- Genre: Conference and festival
- Dates: September (dates vary sometimes starting in August)
- Frequency: Annual
- Location(s): Örebro, Sweden
- Years active: 2010 to present
- Inaugurated: 2010
- Founders: Anders Damberg, Johannes Nilsson, Peter Astedt
- Next event: 11–14 September 2024
- Website: liveatheart.se

= Live at Heart =

Swedish film and music showcase

Live at Heart is an annual showcase festival of film, music festivals and conferences organized jointly that take place in September in Örebro, Sweden. It began in 2010 as a showcase for independent musical artists evolving into a platform for emerging talent and established artists of diverse musical genres. It is Scandinavia's biggest showcase festival for independent films, filmmakers, musical artists, and industry conference of panels, meetings, and workshops. It is attended by audiences and professional delegates from the international music and film industry.
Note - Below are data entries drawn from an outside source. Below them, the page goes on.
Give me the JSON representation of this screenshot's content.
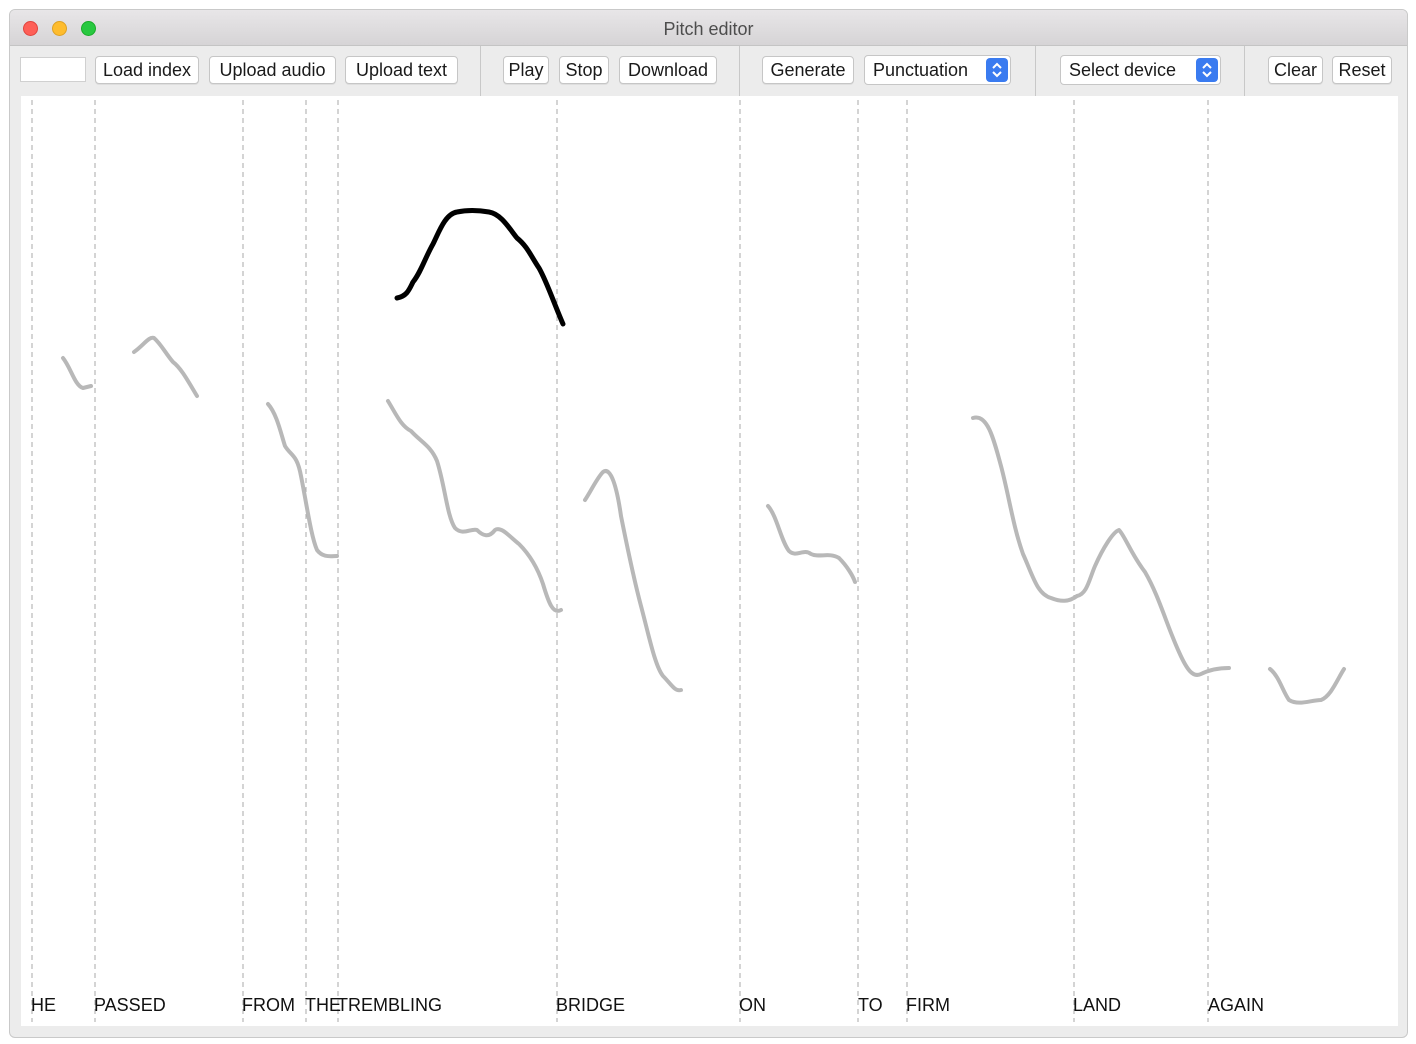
{
  "window": {
    "title": "Pitch editor"
  },
  "toolbar": {
    "load_index": "Load index",
    "upload_audio": "Upload audio",
    "upload_text": "Upload text",
    "play": "Play",
    "stop": "Stop",
    "download": "Download",
    "generate": "Generate",
    "punctuation_select": "Punctuation",
    "device_select": "Select device",
    "clear": "Clear",
    "reset": "Reset"
  },
  "words": [
    "HE",
    "PASSED",
    "FROM",
    "THE",
    "TREMBLING",
    "BRIDGE",
    "ON",
    "TO",
    "FIRM",
    "LAND",
    "AGAIN"
  ],
  "colors": {
    "pitch_contour": "#b8b8b8",
    "drawn_contour": "#000000",
    "boundary": "#aaaaaa",
    "select_accent": "#3a7bf0"
  }
}
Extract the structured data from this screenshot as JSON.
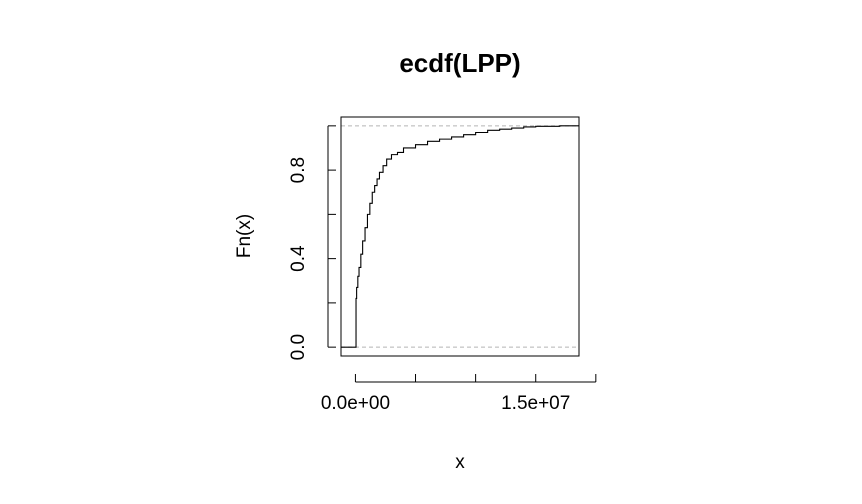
{
  "chart_data": {
    "type": "line",
    "title": "ecdf(LPP)",
    "xlabel": "x",
    "ylabel": "Fn(x)",
    "x_tick_labels": [
      "0.0e+00",
      "1.5e+07"
    ],
    "y_tick_labels": [
      "0.0",
      "0.4",
      "0.8"
    ],
    "xlim": [
      -1200000,
      18600000
    ],
    "ylim": [
      -0.04,
      1.04
    ],
    "x_ticks": [
      0,
      5000000,
      10000000,
      15000000,
      20000000
    ],
    "y_ticks": [
      0,
      0.2,
      0.4,
      0.6,
      0.8,
      1.0
    ],
    "reference_lines_y": [
      0,
      1
    ],
    "series": [
      {
        "x": [
          -1200000,
          50000,
          100000,
          200000,
          300000,
          450000,
          600000,
          800000,
          1000000,
          1200000,
          1400000,
          1600000,
          1800000,
          2000000,
          2300000,
          2600000,
          3000000,
          3500000,
          4000000,
          5000000,
          6000000,
          7000000,
          8000000,
          9000000,
          10000000,
          11000000,
          12000000,
          13000000,
          14000000,
          15000000,
          17000000,
          18600000
        ],
        "y": [
          0,
          0.22,
          0.27,
          0.32,
          0.36,
          0.42,
          0.48,
          0.54,
          0.6,
          0.65,
          0.7,
          0.73,
          0.76,
          0.79,
          0.82,
          0.85,
          0.87,
          0.88,
          0.9,
          0.915,
          0.93,
          0.94,
          0.95,
          0.96,
          0.97,
          0.98,
          0.985,
          0.99,
          0.995,
          0.998,
          1.0,
          1.0
        ]
      }
    ]
  }
}
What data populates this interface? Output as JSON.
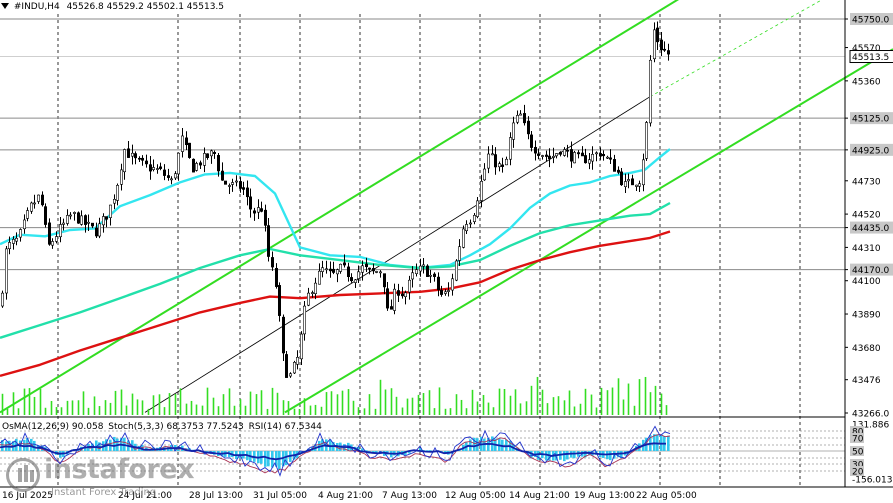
{
  "header": {
    "symbol": "#INDU,H4",
    "ohlc": "45526.8 45529.2 45502.1 45513.5"
  },
  "indicators_header": {
    "osma": "OsMA(12,26,9) 90.058",
    "stoch": "Stoch(5,3,3) 68.3753 77.5243",
    "rsi": "RSI(14) 67.5344"
  },
  "watermark": {
    "brand": "instaforex",
    "tagline": "Instant Forex Trading"
  },
  "colors": {
    "candle": "#000000",
    "channel": "#33dd22",
    "ema_short": "#33e6f0",
    "ema_mid": "#22e0aa",
    "ema_long": "#dd1111",
    "hist": "#33c8ee",
    "stoch_main": "#2233cc",
    "stoch_signal": "#aa3355",
    "grid": "#000000"
  },
  "chart_data": {
    "type": "candlestick",
    "y_axis": {
      "min": 43266,
      "max": 45900,
      "ticks": [
        45750.0,
        45570,
        45360,
        45125.0,
        44925.0,
        44730,
        44520,
        44435.0,
        44310,
        44170.0,
        44100,
        43890,
        43680,
        43476,
        43266.0
      ],
      "tick_labels": [
        "45750.0",
        "45570",
        "45360",
        "45125.0",
        "44925.0",
        "44730",
        "44520",
        "44435.0",
        "44310",
        "44170.0",
        "44100",
        "43890",
        "43680",
        "43476",
        "43266.0"
      ],
      "current_price": 45513.5,
      "current_price_label": "45513.5"
    },
    "x_axis": {
      "tick_labels": [
        "16 Jul 2025",
        "24 Jul 21:00",
        "28 Jul 13:00",
        "31 Jul 05:00",
        "4 Aug 21:00",
        "7 Aug 13:00",
        "12 Aug 05:00",
        "14 Aug 21:00",
        "19 Aug 13:00",
        "22 Aug 05:00"
      ]
    },
    "price_levels": [
      45750.0,
      45125.0,
      44925.0,
      44435.0,
      44170.0
    ],
    "sub_window": {
      "y_tick_labels": [
        "131.886",
        "80",
        "70",
        "50",
        "30",
        "20",
        "-156.013"
      ]
    }
  }
}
Örebro, where the festival takes place, is a  city  with a castle, river, cobblestone roads along with modern night clubs, restaurants and bars. Films are screened in the Bio Roxy theatre, first opened in 1913.

In 2018, the first “Live at Heart” International Music Showcase was hosted in Canada on the Burin Peninsula by Vision 360 with support from the governments of Canada, Newfoundland and Labrador.